Animals always seem to die with such grace. That poor dog, I can only imagine how much pain it was going through, but when it went, it's breath just sort of faded out. When you see that, it makes you feel that life is just so ephemeral, like a silent whisper that just slipped out of the dog's mouth and was gone forever. The dog looked dignified in death.

I just went over the anti-H1N1 policies in our office with the staff and a lot of people brought up the incredible amount of hype this flu is receiving. Someone pointed out how many more people die because of cars and someone else said, "if they put this much effort into dealing with the problems cars caused, I'd welcome it." Amen to that.

Rest in peace, Bougs.

4 comments:

Olivier said...

Stunning recount.

But how should we expose people to death at a young age? by snapping the neck of their favourite puppy/kitten?

I keed, I keed. (I'm actually laughing while writing that; I'm a bad person, I know. I'll go hug my cat and feel bad about myself once I'm done writing this comment, I promise).

The thing is, pet doctors aren't like human doctors; many are unscrupulous and will crank you thousand dollar bills out of nothing. And we all cough up, because we love the poor beasts. I mean, we cough up the dough once. Then, the next time we look at our bank account, we draw a financial line; over that limit, it's goodbye Bougs.

What truly sends shivers down my spine is that there was a time that's we way people tought of humans too. Cry as we may about the costs of our healthcare system, there are very real and strong reasons such things were implemented in the first place.

I'll go hug my cat now.

WalkerP said...

LOL. Well, I guess I was thinking more of something along the lines of a summer internship working on a farm for every kid. Or going hunting. Most Canadians are so out of touch with our outdoor heritage and a general ability to survive (or even just be comfortable) when not completely surrounded by a fluffy soft pillow of civilization.

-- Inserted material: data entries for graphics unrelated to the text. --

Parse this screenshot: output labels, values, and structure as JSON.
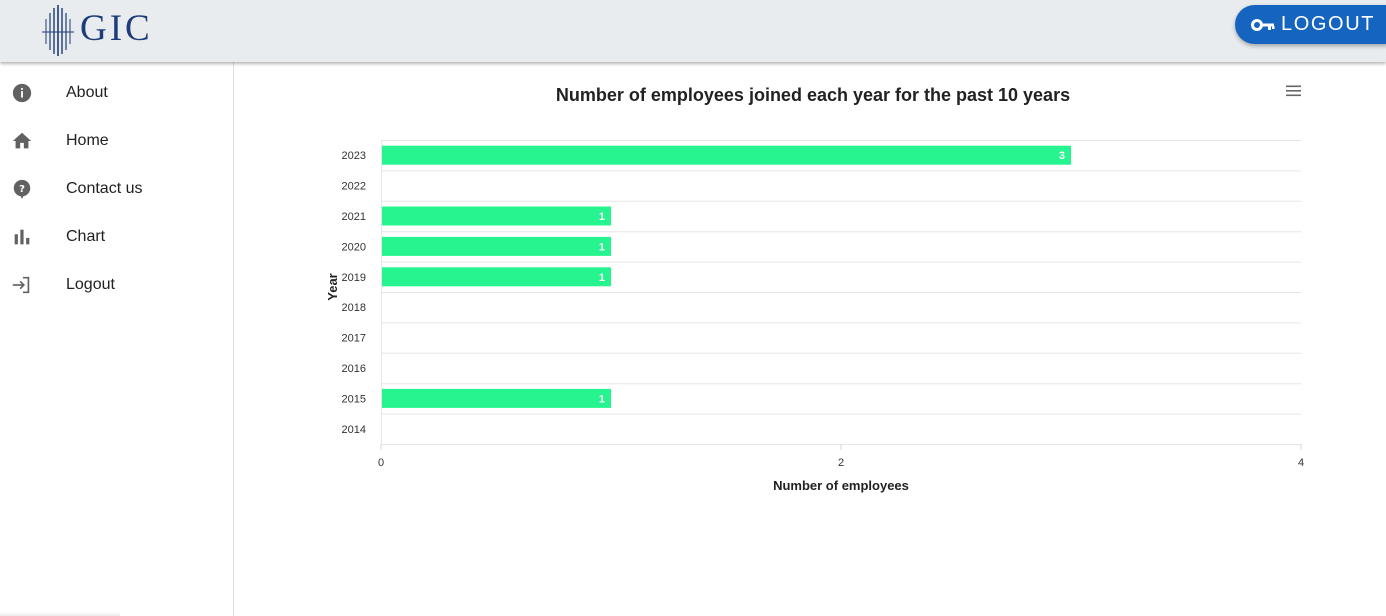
{
  "header": {
    "logo_text": "GIC",
    "logout_label": "LOGOUT"
  },
  "sidebar": {
    "items": [
      {
        "label": "About",
        "icon": "info-icon"
      },
      {
        "label": "Home",
        "icon": "home-icon"
      },
      {
        "label": "Contact us",
        "icon": "help-icon"
      },
      {
        "label": "Chart",
        "icon": "bar-chart-icon"
      },
      {
        "label": "Logout",
        "icon": "login-arrow-icon"
      }
    ]
  },
  "colors": {
    "bar": "#26f58f",
    "accent": "#1565c0",
    "logo": "#1e3c78",
    "header_bg": "#e8ecee"
  },
  "chart_data": {
    "type": "bar",
    "orientation": "horizontal",
    "title": "Number of employees joined each year for the past 10 years",
    "xlabel": "Number of employees",
    "ylabel": "Year",
    "categories": [
      "2023",
      "2022",
      "2021",
      "2020",
      "2019",
      "2018",
      "2017",
      "2016",
      "2015",
      "2014"
    ],
    "values": [
      3,
      0,
      1,
      1,
      1,
      0,
      0,
      0,
      1,
      0
    ],
    "data_labels": [
      "3",
      "",
      "1",
      "1",
      "1",
      "",
      "",
      "",
      "1",
      ""
    ],
    "xlim": [
      0,
      4
    ],
    "x_ticks": [
      "0",
      "2",
      "4"
    ],
    "grid": true,
    "legend": "none"
  }
}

And agreed on the vet bills. I spoke with Wayne at K911 and I guess they showed up on the scene after I had left. I asked him if the dog could have had a chance to survive and he responded with some very cogent questions "If we have gotten there earlier? Hard to say, we would have gotten him at the DMV, but would he have still survived? If so what quality of life would he have had? And at what cost?"

Robert Campbell said...

Terrific writing that sits up and begs for just one photo.

WalkerP said...

Thanks for the compliment on my writing! The scene would have made an amazing (and disturbing) photo, but I wouldn't have wanted to try and take a picture there. That crosses a line for me. I could take a picture of the spot where he passed away. I walk by it almost every morning and I always think of the dog, imagining maybe his spirit hanging around the scene.